A Terceira Miséria, de Hélia Correia, vence Correntes d´Escritas 2013

 

«1.

 

Para quê, perguntou ele, para que servem

Os poetas em tempo de indigência?

Dois séculos corridos sobre a hora

Em que foi escrita esta meia linha,

Não a hora do anjo, não: a hora

Em que o luar, no monte emudecido,

Fulgurou tão desesperadamente

Que uma antiga substância, essa beleza

Que podia tocar-se num recesso

Da poeirenta estrada, no terror

Das cadelas nocturnas, na contínua

Perturbação, morada da alegria;»

[in A Terceira Miséria]

 

 

In press release Relógio d´Água

 

Hélia Correia vence Prémio Correntes d’Escritas 2013

 

 

"O livro A Terceira Miséria (ed. Relógio D’Água, 2012), de Hélia Correia, foi o escolhido pelo júri do Prémio Correntes d’Escritas, que este ano distingue uma obra de poesia.

O Prémio foi hoje anunciado no encontro literário, que se realiza na Póvoa de Varzim, e será entregue dia 23 de Fevereiro, na Sessão de Encerramento.

O júri foi constituído por Almeida Faria, Carlos Vaz Marques, Helena Vasconcelos, José Mário Silva e Patrícia Reis. Entre os outros finalistas, contava-se também Fernando Guimarães, com As Raízes Diferentes, e Bernardo Pinto de Almeida, com Negócios em Ítaca (ambas as obras publicadas pela Relógio D’Água), e José Agostinho Baptista, Manuel António Pina, Armando Silva Carvalho, Ferreira Gullar e Luís Filipe Castro Mendes.

 

Hélia Correia nasceu em Lisboa, em 1949. Licenciada em Filologia Românica, foi professora do ensino secundário, tendo também feito um curso de pós-graduação em Teatro Clássico. Poetisa e dramaturga, foi enquanto ficcionista que Hélia Correia se revelou como um dos nomes mais importantes e originais surgidos durante a década de 80, ao publicar, em 1981, O Separar das Águas.
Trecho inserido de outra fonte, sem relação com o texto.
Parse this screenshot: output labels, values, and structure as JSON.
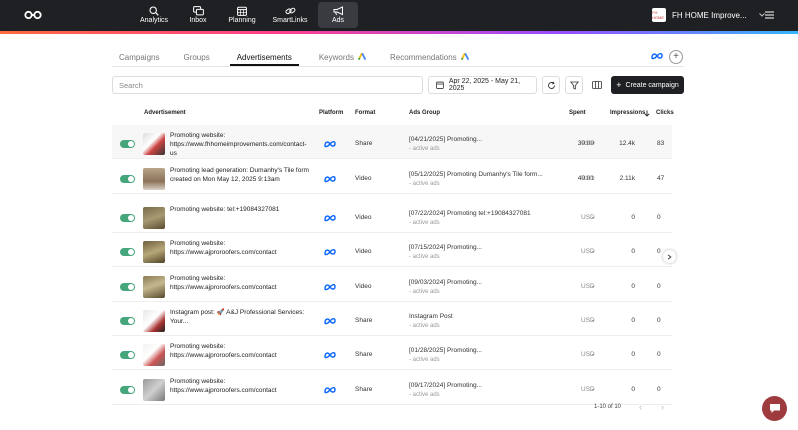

Na Relógio D’Água Hélia Correia publicou as obras: Soma, Montedemo; A Luz de Newton; Insânia, O Número dos Vivos, A Casa Eterna, O Rancor; Lillias Fraser; Fascinação, seguido de A Dama Pé-de-Cabra; Mopsos, O Pequeno Grego (O Ouro de Delfos e A Coroa de Olímpia); Bastardia; Desmesura; Perdição, A Ilha Encantada; Contos; Adoecer; A Chegada de Twainy e A Terceira Miséria."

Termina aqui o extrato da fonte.